I really feel like a kind of home hunters who falls in love with an previous property, then throws a fortune at it. Taylor Wimpey is a doer-upper. However it does have one large benefit. Really, two.
FTSE 250 comeback potential
First, it stays a longtime, profitable, and worthwhile enterprise. That’s straightforward to overlook when observing its risky share worth.
In 2024, Taylor Wimpey generated working revenue of £416.2m. Sadly, that was down 11.5% from £470.2m the yr earlier than, therefore investor uncertainty. It’s on observe for £424m in 2025, a small enchancment.
The group ended 2024 with internet money of £565m. That’s down from £678m in 2023 however nonetheless a reassuring buffer. This isn’t an organization in disaster.
In fact, buyers don’t simply need income, they need progress. And these have been brutal occasions for the sector.

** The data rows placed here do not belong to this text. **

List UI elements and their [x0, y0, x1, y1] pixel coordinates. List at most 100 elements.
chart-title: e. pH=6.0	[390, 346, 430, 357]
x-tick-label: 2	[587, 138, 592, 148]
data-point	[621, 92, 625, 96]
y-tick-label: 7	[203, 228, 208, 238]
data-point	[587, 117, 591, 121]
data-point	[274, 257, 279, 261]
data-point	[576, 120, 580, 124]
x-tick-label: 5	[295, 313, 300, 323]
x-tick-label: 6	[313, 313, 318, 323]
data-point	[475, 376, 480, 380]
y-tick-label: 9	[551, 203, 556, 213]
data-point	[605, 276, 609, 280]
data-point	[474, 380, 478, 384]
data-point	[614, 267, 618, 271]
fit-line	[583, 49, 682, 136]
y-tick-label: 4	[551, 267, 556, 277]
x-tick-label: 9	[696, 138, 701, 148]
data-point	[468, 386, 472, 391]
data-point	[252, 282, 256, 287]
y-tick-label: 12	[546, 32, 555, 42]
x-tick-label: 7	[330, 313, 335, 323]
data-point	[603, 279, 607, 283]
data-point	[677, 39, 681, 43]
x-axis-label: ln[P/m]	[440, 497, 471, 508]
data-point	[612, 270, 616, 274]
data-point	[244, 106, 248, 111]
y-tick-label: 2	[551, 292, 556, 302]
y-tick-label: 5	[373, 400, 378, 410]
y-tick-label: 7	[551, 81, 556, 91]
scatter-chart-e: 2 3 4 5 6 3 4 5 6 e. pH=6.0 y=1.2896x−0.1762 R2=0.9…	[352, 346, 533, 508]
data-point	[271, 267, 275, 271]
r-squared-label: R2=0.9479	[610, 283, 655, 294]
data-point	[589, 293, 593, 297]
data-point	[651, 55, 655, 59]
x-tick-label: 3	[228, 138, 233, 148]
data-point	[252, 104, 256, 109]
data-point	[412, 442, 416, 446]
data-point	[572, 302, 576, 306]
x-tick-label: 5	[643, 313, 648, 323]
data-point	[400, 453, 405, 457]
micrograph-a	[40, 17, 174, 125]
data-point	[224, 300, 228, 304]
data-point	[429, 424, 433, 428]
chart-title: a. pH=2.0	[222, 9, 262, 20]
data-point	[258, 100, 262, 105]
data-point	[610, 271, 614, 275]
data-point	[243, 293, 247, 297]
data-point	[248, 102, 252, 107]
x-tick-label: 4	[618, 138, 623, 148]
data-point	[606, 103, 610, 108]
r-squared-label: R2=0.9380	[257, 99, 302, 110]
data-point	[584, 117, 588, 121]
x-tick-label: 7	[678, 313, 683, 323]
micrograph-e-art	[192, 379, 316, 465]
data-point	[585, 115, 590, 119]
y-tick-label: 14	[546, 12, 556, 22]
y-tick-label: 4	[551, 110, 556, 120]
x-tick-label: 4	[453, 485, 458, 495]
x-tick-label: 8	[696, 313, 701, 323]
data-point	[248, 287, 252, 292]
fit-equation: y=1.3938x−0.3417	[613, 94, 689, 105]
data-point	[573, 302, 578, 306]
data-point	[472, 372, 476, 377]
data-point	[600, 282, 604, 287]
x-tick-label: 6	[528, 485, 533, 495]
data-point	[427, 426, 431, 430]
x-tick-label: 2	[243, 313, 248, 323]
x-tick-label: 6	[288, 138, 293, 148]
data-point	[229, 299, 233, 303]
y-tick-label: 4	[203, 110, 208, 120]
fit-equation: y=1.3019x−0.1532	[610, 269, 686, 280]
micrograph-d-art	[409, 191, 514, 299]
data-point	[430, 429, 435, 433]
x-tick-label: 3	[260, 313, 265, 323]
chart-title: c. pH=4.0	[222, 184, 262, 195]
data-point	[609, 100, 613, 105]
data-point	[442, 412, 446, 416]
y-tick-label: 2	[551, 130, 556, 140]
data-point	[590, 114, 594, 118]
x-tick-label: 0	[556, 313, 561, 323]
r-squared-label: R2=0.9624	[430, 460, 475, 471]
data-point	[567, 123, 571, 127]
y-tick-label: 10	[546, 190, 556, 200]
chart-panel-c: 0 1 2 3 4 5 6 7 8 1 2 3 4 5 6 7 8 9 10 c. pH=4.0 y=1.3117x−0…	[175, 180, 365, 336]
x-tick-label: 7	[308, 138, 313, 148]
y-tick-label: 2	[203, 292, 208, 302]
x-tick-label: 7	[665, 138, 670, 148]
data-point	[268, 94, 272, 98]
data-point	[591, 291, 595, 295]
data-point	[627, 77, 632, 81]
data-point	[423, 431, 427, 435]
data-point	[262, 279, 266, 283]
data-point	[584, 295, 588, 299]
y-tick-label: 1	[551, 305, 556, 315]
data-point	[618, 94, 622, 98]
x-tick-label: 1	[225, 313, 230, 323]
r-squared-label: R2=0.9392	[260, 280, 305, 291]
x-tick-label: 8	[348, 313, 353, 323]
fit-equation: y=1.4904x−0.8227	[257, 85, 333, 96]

The associated fee-of-living disaster has hit housebuilders from all sides. Increased inflation pushed up mortgage charges, hammering affordability and squeezing purchaser incomes. On the identical time, labour and supplies prices climbed, whereas the federal government’s hike to employers’ Nationwide Insurance coverage contributions added to the ache.
There are many explanation why Taylor Wimpey shares have struggled. However there are additionally explanation why that would change. Inflation fell again to three.2% in November, a three-year low, and will proceed easing subsequent yr. If that occurs, a lot of these pressures ought to step by step elevate.
Following the most recent Financial institution of England fee lower, new mortgage charges have dropped to round 4%, and there’s speak of three% offers showing on the horizon. That ought to increase demand.
Inventory predictions
Analysts appear eager. The 16 brokers providing one-year share worth forecasts produce a median goal of simply over 128p. In the event that they’re proper, that’s a acquire of round 25%, turning a £10,000 funding into £12,500. One dealer is forecasting progress of greater than 70%, to 172p. We will dream.
However there’s extra.
Which brings me to Taylor Wimpey’s second huge benefit: an eye catching trailing dividend yield of 9.22%. The board trimmed the payout by 1.25% in 2024, but the shares are nonetheless forecast to yield 8.86% in 2026.
Add that to the potential share worth rise progress and £10k turns into £13,385. Nothing right here is assured, in fact. The UK economic system stays fragile, inflation might show sticky, rates of interest might not fall, and property stays costly.
But with a price-to-earnings ratio of 12.4, Taylor Wimpey seems good worth and value contemplating. It might take a yr or two to completely ship, so buyers might should be affected person a short while longer. I’ve a giant stake on this inventory. I’m tempted to purchase much more.